Smart meters: boon or boondoggle? RSS Feed

Smart meters: boon or boondoggle?

San Antonio’s municipal utility says smart meters are a boon to the city and customers. Opponents say the devices are a boondoggle.

“While utilities promise the ‘smart grid’ will solve climate change, no independent evidence of energy savings have been demonstrated,” says Josh Hart, director of the California-based group Stop Smart Meters.

“The same story of financial fabrication — utilities playing fast and loose with the public purse — is being repeated across the country,” Hart told Watchdog.org.

With a new 12-page report, Stan Mitchell, a retired financial analyst living in San Antonio, accuses CPS Energy of engaging in “conscious obfuscation.”

The city-owned utility initially said installation costs of $290 million would be recovered over 12 years. But the calculations did not factor in financing costs, which will, by Mitchell’s estimate, extend the payoff period to 20 years.

Further, CPS assigned a 15-year lifespan to the meters, and did not include replacement costs in its accounting.

Hart said smart meters don’t last that long.

“While analog meters were built solidly of metal and glass and lasted 80-plus years, smart meters are made of plastic and vulnerable to melting and starting fires, and they need to be replaced every 5-10 years,” he said.

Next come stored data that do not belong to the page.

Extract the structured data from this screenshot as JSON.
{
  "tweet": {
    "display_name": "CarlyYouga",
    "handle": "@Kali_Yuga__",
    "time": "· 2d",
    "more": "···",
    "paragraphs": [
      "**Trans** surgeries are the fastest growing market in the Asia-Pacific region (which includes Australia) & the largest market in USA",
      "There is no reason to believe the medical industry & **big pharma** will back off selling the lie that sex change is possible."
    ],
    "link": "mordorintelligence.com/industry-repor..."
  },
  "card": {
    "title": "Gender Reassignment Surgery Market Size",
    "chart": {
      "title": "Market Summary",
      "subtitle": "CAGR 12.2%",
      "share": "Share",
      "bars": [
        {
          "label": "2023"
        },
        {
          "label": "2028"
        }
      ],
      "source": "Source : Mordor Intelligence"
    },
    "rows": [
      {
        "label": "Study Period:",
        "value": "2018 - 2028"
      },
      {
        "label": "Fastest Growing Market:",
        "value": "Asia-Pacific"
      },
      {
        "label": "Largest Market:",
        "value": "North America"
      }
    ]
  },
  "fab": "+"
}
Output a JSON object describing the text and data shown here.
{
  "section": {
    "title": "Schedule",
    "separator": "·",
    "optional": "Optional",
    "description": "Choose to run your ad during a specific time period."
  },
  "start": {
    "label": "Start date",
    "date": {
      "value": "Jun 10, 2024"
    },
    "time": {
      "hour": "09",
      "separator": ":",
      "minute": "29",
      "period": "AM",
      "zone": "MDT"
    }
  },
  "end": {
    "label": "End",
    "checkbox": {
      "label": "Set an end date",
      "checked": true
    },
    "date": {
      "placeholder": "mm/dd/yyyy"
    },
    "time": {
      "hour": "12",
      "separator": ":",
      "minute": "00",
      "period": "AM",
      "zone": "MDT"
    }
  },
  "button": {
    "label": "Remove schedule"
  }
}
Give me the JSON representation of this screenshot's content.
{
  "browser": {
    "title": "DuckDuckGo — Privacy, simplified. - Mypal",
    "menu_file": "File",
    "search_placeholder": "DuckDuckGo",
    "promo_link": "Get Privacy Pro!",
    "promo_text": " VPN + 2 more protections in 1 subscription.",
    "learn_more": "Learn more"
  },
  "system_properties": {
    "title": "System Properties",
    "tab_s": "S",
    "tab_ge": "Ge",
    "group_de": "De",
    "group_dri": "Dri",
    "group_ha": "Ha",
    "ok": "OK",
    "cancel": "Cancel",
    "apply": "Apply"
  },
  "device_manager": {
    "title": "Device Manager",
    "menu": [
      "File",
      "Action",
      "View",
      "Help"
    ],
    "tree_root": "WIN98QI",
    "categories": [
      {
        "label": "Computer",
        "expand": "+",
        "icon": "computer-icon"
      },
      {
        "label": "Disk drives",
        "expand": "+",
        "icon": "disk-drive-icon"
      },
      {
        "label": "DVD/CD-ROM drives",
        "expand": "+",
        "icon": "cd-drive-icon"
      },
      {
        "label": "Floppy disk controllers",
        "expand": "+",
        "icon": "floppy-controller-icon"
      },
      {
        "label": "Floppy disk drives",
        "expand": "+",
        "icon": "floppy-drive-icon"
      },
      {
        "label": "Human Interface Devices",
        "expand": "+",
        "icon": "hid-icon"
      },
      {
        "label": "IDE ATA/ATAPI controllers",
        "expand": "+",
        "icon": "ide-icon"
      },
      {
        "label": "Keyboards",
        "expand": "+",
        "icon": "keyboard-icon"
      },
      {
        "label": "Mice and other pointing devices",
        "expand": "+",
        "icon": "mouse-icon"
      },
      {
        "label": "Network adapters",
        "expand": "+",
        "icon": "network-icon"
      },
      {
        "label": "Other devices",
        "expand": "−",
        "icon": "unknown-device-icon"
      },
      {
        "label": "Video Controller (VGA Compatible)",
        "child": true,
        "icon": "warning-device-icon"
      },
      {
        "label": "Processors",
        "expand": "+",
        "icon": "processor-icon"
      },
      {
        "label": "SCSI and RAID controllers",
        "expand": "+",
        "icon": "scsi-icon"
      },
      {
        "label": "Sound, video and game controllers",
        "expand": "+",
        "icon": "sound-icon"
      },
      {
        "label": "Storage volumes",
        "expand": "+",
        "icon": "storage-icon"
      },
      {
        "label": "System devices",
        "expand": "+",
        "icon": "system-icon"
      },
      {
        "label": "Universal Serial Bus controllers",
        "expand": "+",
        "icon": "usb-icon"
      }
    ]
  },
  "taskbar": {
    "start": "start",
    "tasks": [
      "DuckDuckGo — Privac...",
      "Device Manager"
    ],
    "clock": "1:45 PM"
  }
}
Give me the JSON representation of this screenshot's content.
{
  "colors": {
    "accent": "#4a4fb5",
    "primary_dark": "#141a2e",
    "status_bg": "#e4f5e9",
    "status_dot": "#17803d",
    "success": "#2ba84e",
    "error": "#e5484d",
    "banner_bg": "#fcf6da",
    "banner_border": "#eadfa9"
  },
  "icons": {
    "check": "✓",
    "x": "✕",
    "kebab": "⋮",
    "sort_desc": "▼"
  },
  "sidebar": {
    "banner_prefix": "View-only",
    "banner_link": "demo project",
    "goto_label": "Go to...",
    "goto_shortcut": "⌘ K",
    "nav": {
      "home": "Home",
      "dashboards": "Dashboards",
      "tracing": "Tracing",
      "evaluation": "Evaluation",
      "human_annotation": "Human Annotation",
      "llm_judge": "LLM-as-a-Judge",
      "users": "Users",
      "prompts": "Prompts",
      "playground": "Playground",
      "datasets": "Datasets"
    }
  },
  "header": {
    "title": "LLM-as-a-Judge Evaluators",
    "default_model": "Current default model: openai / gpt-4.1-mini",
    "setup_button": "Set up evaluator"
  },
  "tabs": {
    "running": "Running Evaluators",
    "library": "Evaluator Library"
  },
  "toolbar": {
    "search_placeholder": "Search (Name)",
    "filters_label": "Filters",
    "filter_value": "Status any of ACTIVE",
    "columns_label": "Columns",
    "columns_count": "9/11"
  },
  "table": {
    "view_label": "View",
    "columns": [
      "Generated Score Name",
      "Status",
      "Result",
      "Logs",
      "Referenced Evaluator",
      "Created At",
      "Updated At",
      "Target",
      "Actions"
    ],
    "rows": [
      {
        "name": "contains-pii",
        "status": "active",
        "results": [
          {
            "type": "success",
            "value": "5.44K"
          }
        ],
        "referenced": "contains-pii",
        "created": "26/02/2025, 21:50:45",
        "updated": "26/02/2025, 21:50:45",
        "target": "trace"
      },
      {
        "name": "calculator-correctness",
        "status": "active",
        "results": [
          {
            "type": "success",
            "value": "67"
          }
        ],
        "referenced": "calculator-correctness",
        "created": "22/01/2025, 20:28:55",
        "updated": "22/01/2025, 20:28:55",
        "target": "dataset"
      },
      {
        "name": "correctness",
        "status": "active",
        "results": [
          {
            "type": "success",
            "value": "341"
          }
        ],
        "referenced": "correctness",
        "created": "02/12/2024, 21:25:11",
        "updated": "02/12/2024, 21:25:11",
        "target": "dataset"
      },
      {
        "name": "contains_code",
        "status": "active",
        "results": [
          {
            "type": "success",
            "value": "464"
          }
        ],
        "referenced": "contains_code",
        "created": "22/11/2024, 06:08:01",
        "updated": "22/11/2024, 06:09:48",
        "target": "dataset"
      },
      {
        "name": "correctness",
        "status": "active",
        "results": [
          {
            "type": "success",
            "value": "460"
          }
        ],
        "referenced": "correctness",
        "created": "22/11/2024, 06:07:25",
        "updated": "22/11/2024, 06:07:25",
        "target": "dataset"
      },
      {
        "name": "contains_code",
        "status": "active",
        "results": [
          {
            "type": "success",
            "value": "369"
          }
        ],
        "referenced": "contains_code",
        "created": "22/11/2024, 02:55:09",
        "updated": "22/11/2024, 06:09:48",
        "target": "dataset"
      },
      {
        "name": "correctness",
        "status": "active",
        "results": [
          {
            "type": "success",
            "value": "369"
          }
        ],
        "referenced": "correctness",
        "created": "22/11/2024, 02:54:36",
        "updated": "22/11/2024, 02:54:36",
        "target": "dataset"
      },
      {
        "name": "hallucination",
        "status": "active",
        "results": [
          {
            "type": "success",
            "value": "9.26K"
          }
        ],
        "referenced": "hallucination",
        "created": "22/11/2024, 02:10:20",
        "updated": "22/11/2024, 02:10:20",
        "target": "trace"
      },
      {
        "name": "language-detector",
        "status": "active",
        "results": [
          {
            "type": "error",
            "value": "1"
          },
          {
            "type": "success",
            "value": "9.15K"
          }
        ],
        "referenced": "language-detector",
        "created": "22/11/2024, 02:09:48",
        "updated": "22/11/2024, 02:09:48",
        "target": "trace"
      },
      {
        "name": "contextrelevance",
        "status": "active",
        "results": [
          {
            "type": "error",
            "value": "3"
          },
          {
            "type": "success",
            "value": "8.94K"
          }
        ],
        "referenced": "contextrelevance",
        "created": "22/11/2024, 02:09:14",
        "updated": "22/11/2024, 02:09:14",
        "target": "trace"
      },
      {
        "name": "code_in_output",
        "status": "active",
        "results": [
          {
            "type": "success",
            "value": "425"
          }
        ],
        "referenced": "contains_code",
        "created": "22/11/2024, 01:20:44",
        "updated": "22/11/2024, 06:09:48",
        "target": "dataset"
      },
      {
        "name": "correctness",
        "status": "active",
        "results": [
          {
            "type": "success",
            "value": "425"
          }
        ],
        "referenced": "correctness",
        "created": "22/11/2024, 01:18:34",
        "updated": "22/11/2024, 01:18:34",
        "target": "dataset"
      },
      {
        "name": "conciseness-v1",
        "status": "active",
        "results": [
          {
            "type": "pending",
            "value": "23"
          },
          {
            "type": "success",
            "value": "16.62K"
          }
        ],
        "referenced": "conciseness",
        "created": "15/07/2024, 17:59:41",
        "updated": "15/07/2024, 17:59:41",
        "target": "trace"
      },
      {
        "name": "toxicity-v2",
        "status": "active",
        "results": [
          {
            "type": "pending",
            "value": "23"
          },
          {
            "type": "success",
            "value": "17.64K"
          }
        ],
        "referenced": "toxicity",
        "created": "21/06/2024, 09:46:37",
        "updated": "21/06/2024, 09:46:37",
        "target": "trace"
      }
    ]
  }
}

“In no universe is this a wise public investment, and represents a con and theft from the public purse.”

CPS spokesman Paul Flaningan told Watchdog the smart grid project will save the utility $2.20 for every dollar spent. Savings stem largely from the redeployment of meter readers and “improved meter accuracy,” he said.

Smart meter vendors say their devices “capture energy that was not monitored in the past by electro-mechanical meters.”

In the switch to digital meters, CPS acknowledged a few of the first 300,000 transitioned customers received sharply higher bills. Flaningan said some readings were erroneous; others were a “truing up” of actual usage.